Le ministère de la défense syrien a annoncé, le 24 janvier, que la trêve avec les forces kurdes serait étendue de 15 jours. Ce prolongement vise à faciliter l’opération des États-Unis pour transférer des détenus du groupe djihadiste État islamique (EI) de la Syrie vers l’Irak. Officiellement, cette extension commence à 23 heures (heure locale), trois heures après l'expiration initiale de la trêve décrétée précédemment.

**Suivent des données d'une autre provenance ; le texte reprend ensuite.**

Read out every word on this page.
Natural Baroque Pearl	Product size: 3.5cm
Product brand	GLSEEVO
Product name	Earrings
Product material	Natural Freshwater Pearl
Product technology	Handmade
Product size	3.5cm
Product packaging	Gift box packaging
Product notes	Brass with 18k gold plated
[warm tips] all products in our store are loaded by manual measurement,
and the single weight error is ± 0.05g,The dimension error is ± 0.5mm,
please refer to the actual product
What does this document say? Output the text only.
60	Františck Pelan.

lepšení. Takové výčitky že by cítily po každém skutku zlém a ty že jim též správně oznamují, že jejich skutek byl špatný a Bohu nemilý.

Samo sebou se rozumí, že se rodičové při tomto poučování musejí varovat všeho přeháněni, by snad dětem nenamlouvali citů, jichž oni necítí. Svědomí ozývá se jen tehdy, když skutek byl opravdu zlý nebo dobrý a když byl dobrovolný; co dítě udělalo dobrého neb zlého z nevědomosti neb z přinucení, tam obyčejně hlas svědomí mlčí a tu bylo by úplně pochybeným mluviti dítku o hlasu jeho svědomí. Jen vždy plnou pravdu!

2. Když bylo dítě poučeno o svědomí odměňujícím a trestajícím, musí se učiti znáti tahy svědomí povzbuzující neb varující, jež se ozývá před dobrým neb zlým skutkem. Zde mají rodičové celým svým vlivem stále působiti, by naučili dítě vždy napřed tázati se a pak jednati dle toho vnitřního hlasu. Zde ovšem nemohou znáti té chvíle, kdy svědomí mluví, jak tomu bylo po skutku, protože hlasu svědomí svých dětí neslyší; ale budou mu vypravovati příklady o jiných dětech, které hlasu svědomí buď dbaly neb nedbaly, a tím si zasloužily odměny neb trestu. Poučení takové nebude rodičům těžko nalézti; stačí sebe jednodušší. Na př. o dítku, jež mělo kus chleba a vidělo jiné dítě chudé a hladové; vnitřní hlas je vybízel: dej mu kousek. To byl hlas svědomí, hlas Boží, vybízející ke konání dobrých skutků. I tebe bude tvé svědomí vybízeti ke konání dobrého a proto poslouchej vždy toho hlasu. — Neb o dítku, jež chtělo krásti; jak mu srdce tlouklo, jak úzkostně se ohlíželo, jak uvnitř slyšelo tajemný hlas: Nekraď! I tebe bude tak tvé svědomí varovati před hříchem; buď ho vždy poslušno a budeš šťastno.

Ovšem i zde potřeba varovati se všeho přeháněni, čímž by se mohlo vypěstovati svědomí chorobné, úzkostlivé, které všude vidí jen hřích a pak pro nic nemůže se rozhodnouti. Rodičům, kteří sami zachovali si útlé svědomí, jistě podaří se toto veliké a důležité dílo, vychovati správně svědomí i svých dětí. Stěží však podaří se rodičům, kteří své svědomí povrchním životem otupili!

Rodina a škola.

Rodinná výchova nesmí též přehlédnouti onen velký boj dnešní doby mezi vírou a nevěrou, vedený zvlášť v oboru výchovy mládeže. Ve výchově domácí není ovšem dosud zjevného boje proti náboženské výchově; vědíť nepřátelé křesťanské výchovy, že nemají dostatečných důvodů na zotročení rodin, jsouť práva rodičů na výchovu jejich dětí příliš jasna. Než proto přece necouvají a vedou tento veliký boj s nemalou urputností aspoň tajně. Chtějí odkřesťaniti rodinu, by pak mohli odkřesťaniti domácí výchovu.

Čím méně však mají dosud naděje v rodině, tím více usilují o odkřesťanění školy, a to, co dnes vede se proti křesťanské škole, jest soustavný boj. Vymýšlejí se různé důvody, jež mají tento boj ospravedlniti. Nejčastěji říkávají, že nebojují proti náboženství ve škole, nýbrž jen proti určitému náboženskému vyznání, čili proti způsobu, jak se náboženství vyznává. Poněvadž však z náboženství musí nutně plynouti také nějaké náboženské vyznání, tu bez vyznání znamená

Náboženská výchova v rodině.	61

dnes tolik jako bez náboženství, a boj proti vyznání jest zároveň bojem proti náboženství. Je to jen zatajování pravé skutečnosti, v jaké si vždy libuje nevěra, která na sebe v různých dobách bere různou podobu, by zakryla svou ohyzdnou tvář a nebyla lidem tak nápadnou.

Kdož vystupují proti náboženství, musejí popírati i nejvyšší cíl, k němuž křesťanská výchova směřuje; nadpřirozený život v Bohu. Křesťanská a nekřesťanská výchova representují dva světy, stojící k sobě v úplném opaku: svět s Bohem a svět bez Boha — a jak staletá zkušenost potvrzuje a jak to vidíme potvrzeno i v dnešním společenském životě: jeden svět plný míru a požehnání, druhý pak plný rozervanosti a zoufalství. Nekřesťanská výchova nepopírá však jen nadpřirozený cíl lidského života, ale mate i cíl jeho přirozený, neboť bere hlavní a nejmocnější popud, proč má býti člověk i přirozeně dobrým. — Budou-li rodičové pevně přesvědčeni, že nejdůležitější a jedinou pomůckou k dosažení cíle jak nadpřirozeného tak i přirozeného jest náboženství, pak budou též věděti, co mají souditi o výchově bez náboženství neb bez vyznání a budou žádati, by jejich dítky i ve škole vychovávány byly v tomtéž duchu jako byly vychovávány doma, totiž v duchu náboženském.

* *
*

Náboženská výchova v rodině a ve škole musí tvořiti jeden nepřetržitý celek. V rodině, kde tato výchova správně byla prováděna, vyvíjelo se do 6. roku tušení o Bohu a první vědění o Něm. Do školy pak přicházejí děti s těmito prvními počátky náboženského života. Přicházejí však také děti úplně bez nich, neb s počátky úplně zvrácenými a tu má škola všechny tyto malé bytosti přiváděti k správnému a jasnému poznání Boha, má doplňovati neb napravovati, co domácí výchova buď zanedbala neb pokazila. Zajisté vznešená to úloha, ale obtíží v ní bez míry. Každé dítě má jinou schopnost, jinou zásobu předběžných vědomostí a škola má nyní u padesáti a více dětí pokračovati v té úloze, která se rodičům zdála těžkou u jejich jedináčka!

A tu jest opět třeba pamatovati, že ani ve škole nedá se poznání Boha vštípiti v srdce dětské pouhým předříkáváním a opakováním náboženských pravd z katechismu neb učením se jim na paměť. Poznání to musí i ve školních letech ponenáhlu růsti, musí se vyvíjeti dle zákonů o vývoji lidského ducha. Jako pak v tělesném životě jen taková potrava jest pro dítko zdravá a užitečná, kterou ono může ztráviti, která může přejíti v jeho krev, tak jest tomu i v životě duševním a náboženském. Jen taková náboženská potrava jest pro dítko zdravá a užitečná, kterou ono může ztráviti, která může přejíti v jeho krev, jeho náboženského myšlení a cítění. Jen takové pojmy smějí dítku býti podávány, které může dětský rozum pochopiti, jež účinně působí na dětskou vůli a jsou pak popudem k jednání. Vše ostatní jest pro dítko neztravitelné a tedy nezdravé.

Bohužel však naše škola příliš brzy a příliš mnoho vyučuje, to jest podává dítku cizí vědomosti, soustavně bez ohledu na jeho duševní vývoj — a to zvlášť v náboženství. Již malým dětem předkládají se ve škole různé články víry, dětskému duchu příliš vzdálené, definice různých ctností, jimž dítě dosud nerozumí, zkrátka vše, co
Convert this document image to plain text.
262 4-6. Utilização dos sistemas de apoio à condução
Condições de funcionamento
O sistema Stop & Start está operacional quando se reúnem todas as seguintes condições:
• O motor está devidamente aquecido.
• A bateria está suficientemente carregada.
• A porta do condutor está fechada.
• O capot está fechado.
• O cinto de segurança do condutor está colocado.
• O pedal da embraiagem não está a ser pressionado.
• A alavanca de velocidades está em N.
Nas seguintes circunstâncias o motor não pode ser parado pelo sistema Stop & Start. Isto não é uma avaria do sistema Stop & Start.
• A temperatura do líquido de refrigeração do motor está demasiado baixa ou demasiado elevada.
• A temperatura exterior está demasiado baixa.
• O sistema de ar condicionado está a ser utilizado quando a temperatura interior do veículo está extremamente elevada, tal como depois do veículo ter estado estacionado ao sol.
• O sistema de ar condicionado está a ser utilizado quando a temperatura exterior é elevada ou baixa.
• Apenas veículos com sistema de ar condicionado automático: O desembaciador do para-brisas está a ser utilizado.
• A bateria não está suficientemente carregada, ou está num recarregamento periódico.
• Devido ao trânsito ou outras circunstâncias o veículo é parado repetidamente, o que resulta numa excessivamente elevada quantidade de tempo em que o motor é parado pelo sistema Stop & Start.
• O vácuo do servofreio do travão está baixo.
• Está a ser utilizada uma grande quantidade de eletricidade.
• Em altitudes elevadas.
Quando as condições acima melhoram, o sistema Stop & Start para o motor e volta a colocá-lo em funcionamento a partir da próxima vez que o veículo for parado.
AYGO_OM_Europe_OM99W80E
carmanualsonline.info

Parallèlement, la télévision d'État a rapporté la libération de 126 détenus mineurs de la prison d'Al-Aqtan, récemment reprise par l'armée syrienne. Des vidéos montrent des foules chaleureuses accueillant les jeunes libérés, alors qu'un registre des détenus restants a été mis à disposition pour permettre à leurs familles de rechercher des nouvelles.
Les Forces démocratiques syriennes (FDS), dominées par les Kurdes, n'ont pas émis de commentaires sur cette situation. Sous la pression croissante de l'armée gouvernementale, les FDS ont récemment perdu des territoires importants dans la province de Hassaké, réalisant des retraits stratégiques.
Un transfert de combattants kurdes a eu lieu vendredi, déplaçant le personnel de surveillance de la prison vers la ville de Kobané, marquant ainsi un premier pas vers la mise en œuvre d’un accord datant du 18 janvier. Cet accord stipule que le ministère de l’Intérieur syrien assumera désormais la gestion de cette prison tant contestée.
Le président Ahmad al-Chareh a déclaré la semaine dernière qu'un nouvel accord avec le chef des FDS, Mazloum Abdi, permettra une intégration de l'administration kurde au sein de l'État syrien, ainsi que la prise en charge et la garde des prisonniers de l'EI par ce dernier. Cette évolution soulève des questions sur la stabilité future de la région et les relations complexes entre les différentes factions combattantes.